Пристав с постели, он настороженно всмотрелся в молочные рассветные сумерки за кружевной занавесочкой, аккуратно приткнул край одеяла под оголенное плечо встрепенувшейся Людмилы, и, шепнув ей: “Спи!”, на цыпочках прошел в прихожую, механически прихватив стоящий возле отопительного котла топор.

— Витюха, подъем!

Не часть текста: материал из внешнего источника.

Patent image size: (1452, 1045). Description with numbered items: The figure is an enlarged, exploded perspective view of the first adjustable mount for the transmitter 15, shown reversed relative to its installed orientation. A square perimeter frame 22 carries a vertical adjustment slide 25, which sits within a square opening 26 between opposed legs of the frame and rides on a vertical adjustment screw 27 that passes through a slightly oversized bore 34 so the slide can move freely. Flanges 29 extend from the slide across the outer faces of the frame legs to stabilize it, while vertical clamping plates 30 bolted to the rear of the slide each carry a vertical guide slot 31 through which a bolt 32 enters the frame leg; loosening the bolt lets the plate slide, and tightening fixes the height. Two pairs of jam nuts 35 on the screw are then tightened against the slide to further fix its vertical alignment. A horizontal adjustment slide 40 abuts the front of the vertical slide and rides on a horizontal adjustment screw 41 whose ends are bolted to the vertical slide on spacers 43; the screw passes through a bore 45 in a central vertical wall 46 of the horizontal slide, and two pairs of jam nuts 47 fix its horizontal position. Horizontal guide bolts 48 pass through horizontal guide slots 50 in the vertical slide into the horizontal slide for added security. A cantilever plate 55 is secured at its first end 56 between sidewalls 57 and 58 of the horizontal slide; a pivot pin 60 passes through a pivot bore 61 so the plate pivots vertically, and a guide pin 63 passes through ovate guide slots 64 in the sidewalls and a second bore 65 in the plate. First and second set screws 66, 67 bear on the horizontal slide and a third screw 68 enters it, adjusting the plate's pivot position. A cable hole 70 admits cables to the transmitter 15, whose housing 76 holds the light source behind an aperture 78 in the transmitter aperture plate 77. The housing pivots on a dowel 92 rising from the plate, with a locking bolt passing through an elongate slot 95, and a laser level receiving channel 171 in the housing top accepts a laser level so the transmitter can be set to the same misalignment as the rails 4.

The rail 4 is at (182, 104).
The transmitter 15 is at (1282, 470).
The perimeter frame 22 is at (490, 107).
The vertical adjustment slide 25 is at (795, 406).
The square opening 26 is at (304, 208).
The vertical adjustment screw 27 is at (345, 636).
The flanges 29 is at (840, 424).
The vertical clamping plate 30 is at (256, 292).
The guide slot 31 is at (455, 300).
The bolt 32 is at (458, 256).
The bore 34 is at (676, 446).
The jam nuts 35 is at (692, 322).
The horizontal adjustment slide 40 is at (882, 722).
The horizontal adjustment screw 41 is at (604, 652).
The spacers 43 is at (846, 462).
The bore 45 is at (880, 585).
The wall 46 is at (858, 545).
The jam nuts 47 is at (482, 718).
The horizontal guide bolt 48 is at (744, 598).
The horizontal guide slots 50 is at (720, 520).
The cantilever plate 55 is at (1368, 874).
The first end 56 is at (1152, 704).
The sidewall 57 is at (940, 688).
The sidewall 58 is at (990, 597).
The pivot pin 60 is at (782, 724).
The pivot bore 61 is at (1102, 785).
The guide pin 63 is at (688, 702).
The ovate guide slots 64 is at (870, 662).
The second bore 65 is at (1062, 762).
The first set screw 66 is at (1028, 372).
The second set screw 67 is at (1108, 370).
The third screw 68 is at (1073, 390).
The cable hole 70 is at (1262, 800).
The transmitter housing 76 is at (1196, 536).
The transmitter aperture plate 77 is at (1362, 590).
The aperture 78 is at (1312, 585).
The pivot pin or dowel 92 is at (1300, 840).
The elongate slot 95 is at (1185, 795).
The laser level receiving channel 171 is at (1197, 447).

Срочно! — услышался за входной дверью возбужденный голос соседа.

На сыром от утренней росы крыльце стоял, приплясывая от непонятного, однако явного нетерпения, раскрасневшийся селянин, одетый небрежно и наспех.

Дыша перегаром, сосед, с кем Витёк уже успел наладить дружеские отношения, сулящие столь необходимую в сельском проживании взаимовыручку, заговорщески поведал, что неподалеку на трассе потерпела аварию, слетев в кювет, автомобильная фура, груженная импортной электронникой.

— Шофера с пассажиром в больницу увезли, там Сашка-гаишник ошивается… — лихорадочно озираясь по сторонам, пояснял он. — Тот, что через два дома от тебя…

— Ну? — ошарашенно мотнул тяжелой со сна головой Витёк. — Я-то при чем?

— Да там добра — на цельный город! — запальчиво продолжил, увлеченный идеей мародерства, сосед. — Сашка говорит, скидывайтесь по двести баксов, и даю вам час… Понял? Одолжи деньжат, а? И сам собирайся… За час мы с тобой гору перетаскаем!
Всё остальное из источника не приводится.